Wednesday, February 2, 2011

Komite PKI Aceh pada Sebuah Masa

KEBERADAAN Partai Komunis Indonesia (PKI) di Aceh medio 1960-an silam, nyaris tak berbekas dalam literatur dan ingatan masyarakat Aceh.
Hal ini disebabkan banyak konflik-konflik lain di Serambi Mekkah yang menenggelamkan cerita para komunis di Aceh tersebut. Seperti halnya peperangan Darul Islam/Tentara Islam Indonesia, Perang Cumbok hingga konflik Gerakan Aceh Merdeka (GAM).
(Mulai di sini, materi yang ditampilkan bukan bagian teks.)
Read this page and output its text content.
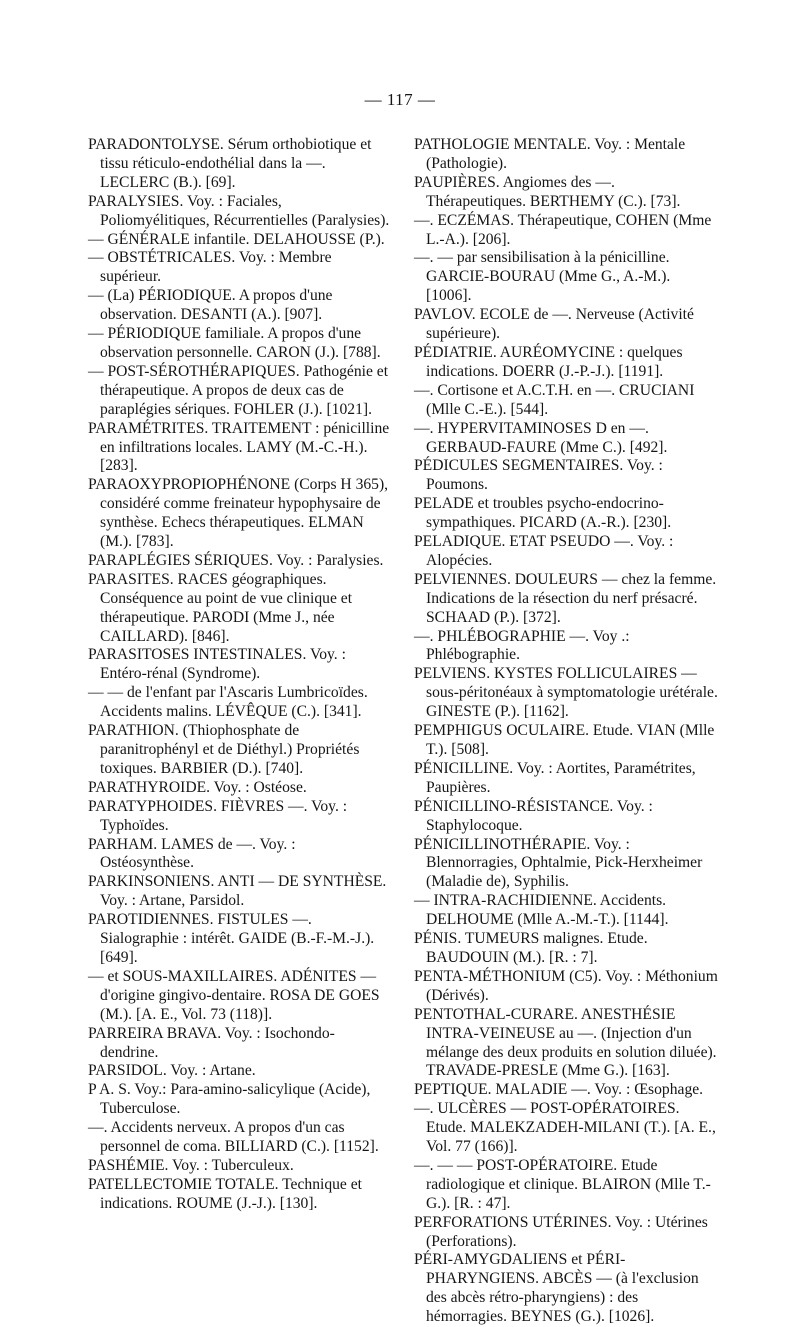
— 117 —

PARADONTOLYSE. Sérum orthobiotique et tissu réticulo-endothélial dans la —. LECLERC (B.). [69].

PARALYSIES. Voy. : Faciales, Poliomyélitiques, Récurrentielles (Paralysies).

— GÉNÉRALE infantile. DELAHOUSSE (P.).

— OBSTÉTRICALES. Voy. : Membre supérieur.

— (La) PÉRIODIQUE. A propos d'une observation. DESANTI (A.). [907].

— PÉRIODIQUE familiale. A propos d'une observation personnelle. CARON (J.). [788].

— POST-SÉROTHÉRAPIQUES. Pathogénie et thérapeutique. A propos de deux cas de paraplégies sériques. FOHLER (J.). [1021].

PARAMÉTRITES. TRAITEMENT : pénicilline en infiltrations locales. LAMY (M.-C.-H.). [283].

PARAOXYPROPIOPHÉNONE (Corps H 365), considéré comme freinateur hypophysaire de synthèse. Echecs thérapeutiques. ELMAN (M.). [783].

PARAPLÉGIES SÉRIQUES. Voy. : Paralysies.

PARASITES. RACES géographiques. Conséquence au point de vue clinique et thérapeutique. PARODI (Mme J., née CAILLARD). [846].

PARASITOSES INTESTINALES. Voy. : Entéro-rénal (Syndrome).

— — de l'enfant par l'Ascaris Lumbricoïdes. Accidents malins. LÉVÊQUE (C.). [341].

PARATHION. (Thiophosphate de paranitrophényl et de Diéthyl.) Propriétés toxiques. BARBIER (D.). [740].

PARATHYROIDE. Voy. : Ostéose.

PARATYPHOIDES. FIÈVRES —. Voy. : Typhoïdes.

PARHAM. LAMES de —. Voy. : Ostéosynthèse.

PARKINSONIENS. ANTI — DE SYNTHÈSE. Voy. : Artane, Parsidol.

PAROTIDIENNES. FISTULES —. Sialographie : intérêt. GAIDE (B.-F.-M.-J.). [649].

— et SOUS-MAXILLAIRES. ADÉNITES — d'origine gingivo-dentaire. ROSA DE GOES (M.). [A. E., Vol. 73 (118)].

PARREIRA BRAVA. Voy. : Isochondo-dendrine.

PARSIDOL. Voy. : Artane.

P A. S. Voy.: Para-amino-salicylique (Acide), Tuberculose.

—. Accidents nerveux. A propos d'un cas personnel de coma. BILLIARD (C.). [1152].

PASHÉMIE. Voy. : Tuberculeux.

PATELLECTOMIE TOTALE. Technique et indications. ROUME (J.-J.). [130].

PATHOLOGIE MENTALE. Voy. : Mentale (Pathologie).

PAUPIÈRES. Angiomes des —. Thérapeutiques. BERTHEMY (C.). [73].

—. ECZÉMAS. Thérapeutique, COHEN (Mme L.-A.). [206].

—. — par sensibilisation à la pénicilline. GARCIE-BOURAU (Mme G., A.-M.). [1006].

PAVLOV. ECOLE de —. Nerveuse (Activité supérieure).

PÉDIATRIE. AURÉOMYCINE : quelques indications. DOERR (J.-P.-J.). [1191].

—. Cortisone et A.C.T.H. en —. CRUCIANI (Mlle C.-E.). [544].

—. HYPERVITAMINOSES D en —. GERBAUD-FAURE (Mme C.). [492].

PÉDICULES SEGMENTAIRES. Voy. : Poumons.

PELADE et troubles psycho-endocrino-sympathiques. PICARD (A.-R.). [230].

PELADIQUE. ETAT PSEUDO —. Voy. : Alopécies.

PELVIENNES. DOULEURS — chez la femme. Indications de la résection du nerf présacré. SCHAAD (P.). [372].

—. PHLÉBOGRAPHIE —. Voy .: Phlébographie.

PELVIENS. KYSTES FOLLICULAIRES — sous-péritonéaux à symptomatologie urétérale. GINESTE (P.). [1162].

PEMPHIGUS OCULAIRE. Etude. VIAN (Mlle T.). [508].

PÉNICILLINE. Voy. : Aortites, Paramétrites, Paupières.

PÉNICILLINO-RÉSISTANCE. Voy. : Staphylocoque.

PÉNICILLINOTHÉRAPIE. Voy. : Blennorragies, Ophtalmie, Pick-Herxheimer (Maladie de), Syphilis.

— INTRA-RACHIDIENNE. Accidents. DELHOUME (Mlle A.-M.-T.). [1144].

PÉNIS. TUMEURS malignes. Etude. BAUDOUIN (M.). [R. : 7].

PENTA-MÉTHONIUM (C5). Voy. : Méthonium (Dérivés).

PENTOTHAL-CURARE. ANESTHÉSIE INTRA-VEINEUSE au —. (Injection d'un mélange des deux produits en solution diluée). TRAVADE-PRESLE (Mme G.). [163].

PEPTIQUE. MALADIE —. Voy. : Œsophage.

—. ULCÈRES — POST-OPÉRATOIRES. Etude. MALEKZADEH-MILANI (T.). [A. E., Vol. 77 (166)].

—. — — POST-OPÉRATOIRE. Etude radiologique et clinique. BLAIRON (Mlle T.-G.). [R. : 47].

PERFORATIONS UTÉRINES. Voy. : Utérines (Perforations).

PÉRI-AMYGDALIENS et PÉRI-PHARYNGIENS. ABCÈS — (à l'exclusion des abcès rétro-pharyngiens) : des hémorragies. BEYNES (G.). [1026].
Padahal, jika ditelusuri lembaran sejarah di Aceh, PKI juga pernah eksis dan berkembang hingga mempunyai basis organisasi yang kuat. Saat ini, sejarah PKI di Aceh hanya terdengar dari mulut ke mulut orang tua di pelosok-pelosok Aceh.
Seperti yang dituturkan Abdullah Raden, pria berusia 75 tahun asal Kabupaten Pidie Jaya yang pernah mendengar cerita pembantaian pengikut PKI di Seulawah Agam dan beberapa kawasan di Meuraxa, Banda Aceh, 47 tahun lalu.
Akan tetapi, referensi mengenai sejarah yang diceritakan tersebut tidak bisa dipertanggung jawabkan secara ilmiah karena belum ada bukti fisik terkait hal tersebut. Merasa penasaran, akhirnya The Atjeh Post mencoba menelusuri sejarah komunis di Tanah Rencong.
Dalam penelusuran tersebut, ditemukan sebuah salinan berjudul; Atjeh Mendakwa yang ditulis Thaib Adamy dan dibukukan pada tahun 1964 oleh Comite PKI Atjeh 1964. Buku tersebut berkisah tentang pembelaan Thaib Adamy dihadapan sidang Pengadilan Negeri Sigli, 12 September 1963. Saat itu, Thaib Adamy dibekuk petugas keamanan karena terlibat kegiatan revolusioner di bawah payung Komunis Indonesia.
Menurut Muhammad Samikidin, Sekretaris Pertama Comitee PKI Atjeh dan Anggota CCPKI dalam buku Atjeh Mendakwa tersebut mengatakan, belum pernah perkara politik di Atjeh yang mendapat perhatian begitu besar dari rakyat seperti yang terjadi pada masa persidangan Thaib Adamy.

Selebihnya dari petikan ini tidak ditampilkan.